Giving Antibiotic Cycling Another Shot – Switching up the drugs used to treat bacterial infections could help clinicians battle both illness and resistance at the same time.

Investigator(s)

The Scientist

By Tracy Vence | September 25, 2013

Employing a treatment framework in which clinicians administer different drugs in strategic succession could both treat bacterial infections and select against the development of resistance, Technical University of Denmark’s Lejla Imamovic and Morten Sommer argue today (September 25) in Science Translational Medicine. This new framework, which the researchers call collateral sensitivity cycling, could also help curb unnecessary antibiotic use, which is known to contribute to the emergence of drug-resistant superbugs.

The idea of alternating antibiotics to both beat bacterial infections and outsmart pathogens on the path to acquiring resistance has circulated in the minds of microbiologists for decades, but clinical data to date have been unconvincing.

“Cycling—or rotating antibiotics—has been a hope for a number of years,” said Robert Weinstein of Rush University in Chicago, who was not involved in the work. The hope is to effectively “confuse the bacteria by changing the class of antibiotics you use every month,” he explained. “So they’re turning . . . to see which direction the antibiotic is coming from, and you hit them in the back of the head when they’re not looking.”

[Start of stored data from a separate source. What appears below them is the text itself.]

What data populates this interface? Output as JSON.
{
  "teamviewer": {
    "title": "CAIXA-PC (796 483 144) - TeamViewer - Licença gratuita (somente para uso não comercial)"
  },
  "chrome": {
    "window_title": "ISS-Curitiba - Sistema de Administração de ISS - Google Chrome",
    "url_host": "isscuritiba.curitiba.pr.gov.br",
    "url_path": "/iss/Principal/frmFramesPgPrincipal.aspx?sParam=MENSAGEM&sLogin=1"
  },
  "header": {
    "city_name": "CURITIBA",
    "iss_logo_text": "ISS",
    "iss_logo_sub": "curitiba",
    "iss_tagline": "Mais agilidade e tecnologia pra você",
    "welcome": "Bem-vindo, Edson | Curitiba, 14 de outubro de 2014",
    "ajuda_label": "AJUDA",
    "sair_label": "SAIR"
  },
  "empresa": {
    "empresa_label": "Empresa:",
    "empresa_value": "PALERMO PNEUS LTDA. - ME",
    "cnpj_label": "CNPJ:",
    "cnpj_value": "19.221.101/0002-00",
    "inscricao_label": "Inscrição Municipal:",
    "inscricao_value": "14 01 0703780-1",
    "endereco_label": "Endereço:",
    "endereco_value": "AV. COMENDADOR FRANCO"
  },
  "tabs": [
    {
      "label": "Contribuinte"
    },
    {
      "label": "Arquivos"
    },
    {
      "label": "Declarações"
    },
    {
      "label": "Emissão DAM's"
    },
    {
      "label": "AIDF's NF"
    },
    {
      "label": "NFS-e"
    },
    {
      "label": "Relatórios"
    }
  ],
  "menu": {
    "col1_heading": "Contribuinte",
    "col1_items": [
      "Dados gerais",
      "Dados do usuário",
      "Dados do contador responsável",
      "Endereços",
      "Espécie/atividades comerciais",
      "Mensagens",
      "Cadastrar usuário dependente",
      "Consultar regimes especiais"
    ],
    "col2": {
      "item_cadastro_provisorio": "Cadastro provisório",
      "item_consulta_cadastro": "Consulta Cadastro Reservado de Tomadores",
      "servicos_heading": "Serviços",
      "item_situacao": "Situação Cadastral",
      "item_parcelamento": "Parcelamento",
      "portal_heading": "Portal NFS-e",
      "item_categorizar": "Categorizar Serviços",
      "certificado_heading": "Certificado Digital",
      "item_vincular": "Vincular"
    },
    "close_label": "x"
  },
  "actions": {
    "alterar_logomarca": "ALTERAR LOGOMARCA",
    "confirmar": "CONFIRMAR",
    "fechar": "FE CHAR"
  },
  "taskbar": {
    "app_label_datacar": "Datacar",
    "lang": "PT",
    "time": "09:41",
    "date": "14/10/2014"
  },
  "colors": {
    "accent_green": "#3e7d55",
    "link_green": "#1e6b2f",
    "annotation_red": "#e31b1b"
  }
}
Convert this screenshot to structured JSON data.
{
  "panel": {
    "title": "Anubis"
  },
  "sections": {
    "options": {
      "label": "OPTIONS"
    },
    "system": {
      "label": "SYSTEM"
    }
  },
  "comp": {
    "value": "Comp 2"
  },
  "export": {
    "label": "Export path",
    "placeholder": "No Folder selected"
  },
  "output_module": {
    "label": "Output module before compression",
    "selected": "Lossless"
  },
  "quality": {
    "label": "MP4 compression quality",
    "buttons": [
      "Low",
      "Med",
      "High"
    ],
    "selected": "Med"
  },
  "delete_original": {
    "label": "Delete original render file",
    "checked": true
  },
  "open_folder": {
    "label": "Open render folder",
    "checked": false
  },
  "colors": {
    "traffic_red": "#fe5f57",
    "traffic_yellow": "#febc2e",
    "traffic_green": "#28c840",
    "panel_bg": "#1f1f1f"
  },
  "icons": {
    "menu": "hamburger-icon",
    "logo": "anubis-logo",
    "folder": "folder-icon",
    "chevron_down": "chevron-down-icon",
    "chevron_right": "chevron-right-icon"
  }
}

“The thought behind traditional drug cycling is that if you alternate between drugs, you alternate between selection pressures, so if you don’t have the selection pressure for resistance, then resistance will disappear,” Sommer told The Scientist. “That is true in some cases,” he said, though in others, “the fitness cost of maintaining resistance to drugs can be very low in the absence of drug selection.” And that could be part of the reason for mixed clinical results, Sommer said. “This type of traditional drug cycling has at times been shown to be advantageous, and other times shown to have no effect at all.”

For the present study, Imamovic and Sommer analyzed both wild-type Escherichia coli and strains evolved in the laboratory to be resistant to 23 commonly used antibiotics. They performed dose-response experiments to determine the susceptibility of each isolate to a variety of compounds. The researchers then treated those strains with pairs of drugs in a cyclical fashion, such that as the bacteria began to develop resistance to drug A—as measured by the amount of drug it took to inhibit bacterial growth—the team quickly switched to drug B. Later, as the bacteria began to develop resistance to drug B, the researchers applied drug A once more. The work identified several such sets of antibiotics for which such cycling successfully killed the bacteria without allowing resistance to take hold.

Interestingly, the researchers found that drugs belonging to a specific class do not always induce the same effects among the bacteria. As such, the researchers noted that the specific drugs E. coli is exposed to may play a role in determining its sensitivity profile.

The study “is an in-depth analysis of resistance linkages and susceptibilities,” said Weinstein. “It’s an important topic because . . . development of antimicrobial drugs is expensive and time-consuming, and there aren’t very many in the pipeline, so other ways to control resistance are very important.”

Still, even if cycling were to improve treatment outcomes, some scientists wonder whether switching up antibiotics can actually help stave off drug resistance in the clinic, or if doing so might contribute to a bigger problem.

“If the cycling results in an overall reduction in antibiotic usage, resistance rates can go down,” Brad Spellberg, who investigates infectious diseases and drug-resistant pathogens at LA BioMed in Torrance, California, told The Scientist in an e-mail. “But if the cycling results in a reduction in usage of a specific antibiotic as it is replaced by another antibiotic, all that is achieved is replacement of resistance for one drug with another.” Plus, he added, “as soon as the drug that is stopped cycles back on, the resistance comes right back,” as evidenced by previous clinical data.

Spellburg is not convinced that in vitro test results are enough to support clinical use of collateral sensitivity cycling at this point. Sommer, too, noted that extensive validation studies are needed. “We want to find out how we can test this in a setting that is more clinically relevant.”

Sommer added that coming to understand the mechanisms that govern collateral sensitivity will be key. It’s important, he said, to figure out what makes certain bacteria highly sensitive to some drugs while particularly resistant to others.

“Some would say that instead of cycling, maybe we should use [fewer] drugs,” said Weinstein. When it comes to the evolution of drug resistance, he added, “the practical implication may be that the bugs are smarter than we are.”

L. Imamovic, M.O.A. Sommer, “Use of collateral sensitivity networks to design drug cycling protocols that avoid resistance development,” Science Translational Medicine, doi: 10.1126/scitranslmed.3006609, 2013.